FR:
Dans un texte publié en 1982 et portant le titre How Medecine Saved the Life of Ethics, le philosophe britannique Stephen Toulmin expliquait comment les problèmes éthiques que la médecine posait à la société avait relancé l’intérêt pour l’éthique et obligé les philosophes à réinvestir ce champ disciplinaire qu’ils avaient déserté depuis le début du xxe siècle. De la même manière, la crise environnementale et les dysfonctionnements des milieux économiques, pour ne rien dire de la crise des institutions ont également remis la question de l’éthique au goût du jour. Malgré l’intérêt que Toulmin voyait pour les philosophes à traiter ces questions, il faut toutefois reconnaître que les philosophes québécois sont restés sourds aux sirènes de l’éthique appliquée, à de très rares exceptions près. Et cette dernière s’est par conséquent constituée à partir des terrains de pratique d’où sont absents les philosophes.

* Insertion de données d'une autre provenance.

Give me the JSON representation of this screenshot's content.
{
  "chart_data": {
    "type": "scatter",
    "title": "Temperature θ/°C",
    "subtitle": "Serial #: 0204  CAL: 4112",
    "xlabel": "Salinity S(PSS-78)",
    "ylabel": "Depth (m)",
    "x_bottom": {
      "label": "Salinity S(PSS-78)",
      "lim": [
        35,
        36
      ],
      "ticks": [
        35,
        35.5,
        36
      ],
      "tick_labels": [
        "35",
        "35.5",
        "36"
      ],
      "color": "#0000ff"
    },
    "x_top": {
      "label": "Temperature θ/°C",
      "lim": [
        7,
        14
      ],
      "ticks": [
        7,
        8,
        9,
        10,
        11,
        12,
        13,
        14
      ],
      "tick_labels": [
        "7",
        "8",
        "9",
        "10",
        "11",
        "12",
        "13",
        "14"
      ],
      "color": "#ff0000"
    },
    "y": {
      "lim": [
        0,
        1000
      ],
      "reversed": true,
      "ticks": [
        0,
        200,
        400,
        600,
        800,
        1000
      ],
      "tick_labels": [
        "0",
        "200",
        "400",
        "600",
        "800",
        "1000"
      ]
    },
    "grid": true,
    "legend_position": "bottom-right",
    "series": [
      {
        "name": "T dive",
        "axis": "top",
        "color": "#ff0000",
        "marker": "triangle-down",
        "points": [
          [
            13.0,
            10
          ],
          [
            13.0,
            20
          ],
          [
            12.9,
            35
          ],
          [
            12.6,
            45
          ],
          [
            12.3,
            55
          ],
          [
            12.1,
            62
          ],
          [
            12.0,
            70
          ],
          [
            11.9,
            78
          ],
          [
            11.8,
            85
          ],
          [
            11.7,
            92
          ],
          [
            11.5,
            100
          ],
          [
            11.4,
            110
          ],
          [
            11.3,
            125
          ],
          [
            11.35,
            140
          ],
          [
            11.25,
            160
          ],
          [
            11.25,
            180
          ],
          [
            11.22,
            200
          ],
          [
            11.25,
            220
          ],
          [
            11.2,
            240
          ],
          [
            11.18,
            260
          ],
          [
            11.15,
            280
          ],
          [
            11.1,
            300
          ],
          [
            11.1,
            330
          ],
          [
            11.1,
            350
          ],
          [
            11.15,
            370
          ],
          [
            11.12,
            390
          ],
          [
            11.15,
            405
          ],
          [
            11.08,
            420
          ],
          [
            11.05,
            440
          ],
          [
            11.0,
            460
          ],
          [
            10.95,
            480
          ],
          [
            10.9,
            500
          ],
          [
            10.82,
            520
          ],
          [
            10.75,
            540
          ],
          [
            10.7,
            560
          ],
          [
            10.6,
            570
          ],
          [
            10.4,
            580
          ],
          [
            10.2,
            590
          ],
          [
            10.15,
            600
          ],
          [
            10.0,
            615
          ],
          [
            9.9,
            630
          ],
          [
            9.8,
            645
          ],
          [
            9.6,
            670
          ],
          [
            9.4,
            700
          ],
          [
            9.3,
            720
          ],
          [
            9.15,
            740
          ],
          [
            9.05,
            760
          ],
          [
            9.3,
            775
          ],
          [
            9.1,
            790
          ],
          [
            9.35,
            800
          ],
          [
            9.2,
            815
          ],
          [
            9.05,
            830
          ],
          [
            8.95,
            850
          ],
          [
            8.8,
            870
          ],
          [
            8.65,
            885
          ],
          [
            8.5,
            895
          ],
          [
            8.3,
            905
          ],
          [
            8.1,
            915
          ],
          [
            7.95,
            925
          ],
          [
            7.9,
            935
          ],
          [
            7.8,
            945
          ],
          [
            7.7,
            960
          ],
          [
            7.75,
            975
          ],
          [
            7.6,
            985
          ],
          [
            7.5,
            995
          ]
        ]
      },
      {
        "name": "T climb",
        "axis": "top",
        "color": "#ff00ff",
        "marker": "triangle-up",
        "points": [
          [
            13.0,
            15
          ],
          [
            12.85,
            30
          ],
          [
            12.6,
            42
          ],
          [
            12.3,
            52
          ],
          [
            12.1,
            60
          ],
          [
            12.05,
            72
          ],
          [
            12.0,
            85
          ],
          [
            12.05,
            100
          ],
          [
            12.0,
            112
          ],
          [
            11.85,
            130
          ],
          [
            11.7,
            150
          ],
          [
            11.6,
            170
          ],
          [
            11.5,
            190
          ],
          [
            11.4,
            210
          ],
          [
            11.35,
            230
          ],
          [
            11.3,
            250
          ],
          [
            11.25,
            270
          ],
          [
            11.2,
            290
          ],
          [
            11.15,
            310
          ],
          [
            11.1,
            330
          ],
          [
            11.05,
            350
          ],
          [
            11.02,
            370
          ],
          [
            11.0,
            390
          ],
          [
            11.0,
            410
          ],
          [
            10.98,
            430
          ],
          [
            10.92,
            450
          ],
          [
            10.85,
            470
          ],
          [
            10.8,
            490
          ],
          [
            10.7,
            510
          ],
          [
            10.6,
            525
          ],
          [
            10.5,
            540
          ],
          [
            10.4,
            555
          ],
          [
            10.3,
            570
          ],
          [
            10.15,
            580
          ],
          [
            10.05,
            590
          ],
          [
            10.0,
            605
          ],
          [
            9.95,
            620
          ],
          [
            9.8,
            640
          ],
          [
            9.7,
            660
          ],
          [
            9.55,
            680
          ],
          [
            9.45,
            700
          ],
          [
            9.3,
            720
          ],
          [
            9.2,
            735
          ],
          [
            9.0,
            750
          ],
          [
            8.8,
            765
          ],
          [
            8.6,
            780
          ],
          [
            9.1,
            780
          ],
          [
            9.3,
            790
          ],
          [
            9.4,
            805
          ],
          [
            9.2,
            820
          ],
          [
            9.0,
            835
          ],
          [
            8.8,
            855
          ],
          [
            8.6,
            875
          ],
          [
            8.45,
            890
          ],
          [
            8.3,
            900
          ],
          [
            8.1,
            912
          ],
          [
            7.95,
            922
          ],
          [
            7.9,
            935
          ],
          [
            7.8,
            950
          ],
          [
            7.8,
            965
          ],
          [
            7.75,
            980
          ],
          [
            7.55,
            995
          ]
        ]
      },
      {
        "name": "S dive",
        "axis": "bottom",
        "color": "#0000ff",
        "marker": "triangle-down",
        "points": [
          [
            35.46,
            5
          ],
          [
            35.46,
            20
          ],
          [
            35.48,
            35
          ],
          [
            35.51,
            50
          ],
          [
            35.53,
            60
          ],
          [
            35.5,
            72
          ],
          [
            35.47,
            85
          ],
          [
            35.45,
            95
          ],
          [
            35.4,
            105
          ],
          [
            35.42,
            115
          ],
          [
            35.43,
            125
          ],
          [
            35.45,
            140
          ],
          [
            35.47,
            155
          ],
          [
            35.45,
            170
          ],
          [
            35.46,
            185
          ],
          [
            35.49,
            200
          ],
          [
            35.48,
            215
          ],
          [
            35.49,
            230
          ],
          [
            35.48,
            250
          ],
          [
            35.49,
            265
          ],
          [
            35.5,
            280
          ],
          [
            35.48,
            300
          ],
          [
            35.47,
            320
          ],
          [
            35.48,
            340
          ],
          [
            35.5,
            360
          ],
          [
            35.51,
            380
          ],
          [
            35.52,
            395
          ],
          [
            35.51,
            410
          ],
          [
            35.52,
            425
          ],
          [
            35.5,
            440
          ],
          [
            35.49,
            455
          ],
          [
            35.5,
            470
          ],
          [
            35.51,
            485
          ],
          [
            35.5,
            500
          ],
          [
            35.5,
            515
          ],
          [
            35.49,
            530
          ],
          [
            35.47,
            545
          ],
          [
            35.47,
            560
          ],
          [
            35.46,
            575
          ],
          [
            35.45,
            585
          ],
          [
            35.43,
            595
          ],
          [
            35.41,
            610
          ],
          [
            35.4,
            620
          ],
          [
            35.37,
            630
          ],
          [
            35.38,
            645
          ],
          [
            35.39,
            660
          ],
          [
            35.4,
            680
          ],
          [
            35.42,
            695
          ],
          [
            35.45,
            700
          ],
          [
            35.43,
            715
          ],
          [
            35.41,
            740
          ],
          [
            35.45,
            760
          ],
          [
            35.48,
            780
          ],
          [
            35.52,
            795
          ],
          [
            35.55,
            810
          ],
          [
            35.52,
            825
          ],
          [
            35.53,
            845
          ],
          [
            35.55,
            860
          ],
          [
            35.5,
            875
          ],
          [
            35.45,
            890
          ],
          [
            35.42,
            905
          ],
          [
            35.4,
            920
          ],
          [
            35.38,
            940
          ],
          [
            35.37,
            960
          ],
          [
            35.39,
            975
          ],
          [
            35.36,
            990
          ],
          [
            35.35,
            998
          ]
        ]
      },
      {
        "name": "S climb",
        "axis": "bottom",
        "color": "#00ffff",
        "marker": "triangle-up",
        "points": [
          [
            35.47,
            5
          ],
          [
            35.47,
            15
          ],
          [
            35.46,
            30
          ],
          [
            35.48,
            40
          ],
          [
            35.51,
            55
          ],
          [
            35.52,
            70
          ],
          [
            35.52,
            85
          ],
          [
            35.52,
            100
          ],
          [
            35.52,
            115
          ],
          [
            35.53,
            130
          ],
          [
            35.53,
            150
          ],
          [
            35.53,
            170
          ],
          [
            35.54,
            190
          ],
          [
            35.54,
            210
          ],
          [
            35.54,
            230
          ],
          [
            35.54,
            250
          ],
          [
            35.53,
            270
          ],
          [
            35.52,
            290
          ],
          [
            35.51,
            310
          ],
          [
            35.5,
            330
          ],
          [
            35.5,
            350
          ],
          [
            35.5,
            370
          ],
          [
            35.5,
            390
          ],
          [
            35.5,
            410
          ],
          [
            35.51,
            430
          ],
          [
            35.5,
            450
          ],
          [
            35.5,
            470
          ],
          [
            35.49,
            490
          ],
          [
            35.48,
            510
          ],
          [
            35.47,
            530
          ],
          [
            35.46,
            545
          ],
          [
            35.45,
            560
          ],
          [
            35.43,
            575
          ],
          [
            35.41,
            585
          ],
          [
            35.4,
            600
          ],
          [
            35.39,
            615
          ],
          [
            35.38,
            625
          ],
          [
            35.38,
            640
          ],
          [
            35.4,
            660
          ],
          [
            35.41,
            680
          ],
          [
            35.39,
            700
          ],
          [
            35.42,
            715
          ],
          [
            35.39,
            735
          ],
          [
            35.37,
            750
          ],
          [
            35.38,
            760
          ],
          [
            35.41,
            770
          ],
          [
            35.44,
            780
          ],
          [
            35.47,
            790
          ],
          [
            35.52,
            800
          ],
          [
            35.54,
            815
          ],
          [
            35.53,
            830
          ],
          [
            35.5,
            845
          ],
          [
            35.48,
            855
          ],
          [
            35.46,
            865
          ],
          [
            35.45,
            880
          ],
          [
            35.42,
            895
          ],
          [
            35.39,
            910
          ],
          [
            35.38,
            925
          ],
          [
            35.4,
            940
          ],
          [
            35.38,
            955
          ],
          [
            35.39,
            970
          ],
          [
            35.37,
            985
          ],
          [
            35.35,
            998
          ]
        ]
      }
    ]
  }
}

En partant de ce constat, je tracerai d’abord un bref portrait du développement de l’éthique appliquée au Québec depuis les 50 dernières années. Fort de ce portrait, je soumettrai ensuite à la discussion le fait que l’absence des philosophes des terrains de pratique où s’est constituée l’éthique appliquée relève de la posture avec laquelle ils abordent le travail philosophique. Certains tenants de la tradition pragmatiste ont d’ailleurs associé la philosophie à une question d’attitude tandis que d’autres ont plaidé pour que les philosophes considèrent leur travail comme une enquête. C’est en m’inspirant de cette tradition de pensée que je défendrai l’idée que l’attitude des philosophes et la posture qu’ils se donnent les amènent à déconsidérer l’éthique appliquée trop associée à la singularité du monde, là où ils cherchent les fondements et l’universel.
EN:
In his 1982 article titled “How Medicine Saved the Life of Ethics”, the British philosopher Stephen Toulmin explained how the ethical problems posed by medicine had revived interest in ethics and forced philosophers to reinvest this disciplinary subfield, which had been neglected since the beginning of the 20th century. In the same way, the ecological crisis and the malfunctioning of the economy, not to mention the crisis of institutions, have also put the question of ethics back on the agenda. Despite Toulmin’s conviction that philosophers should address these issues, it must be said that, with a very few exceptions, Quebec philosophers have remained deaf to the siren calls of applied ethics. As a result, applied ethics has developed in areas of practice from which philosophers are absent.
Based on this observation, I will first draw a brief portrait of the development of applied ethics in Quebec over the past 50 years. From there, I will discuss the fact that the absence of philosophers in the areas of practice where applied ethics has developed is due to their conception of philosophical work. Some in the pragmatist tradition have associated philosophy with an attitude, while others have argued that philosophers should regard their work as an inquiry. Drawing on this tradition of thought, I will defend the idea that the attitude and stance of philosophers lead them to discredit applied ethics — too closely associated with the singularity of the world, when they are looking for the foundations and the universal.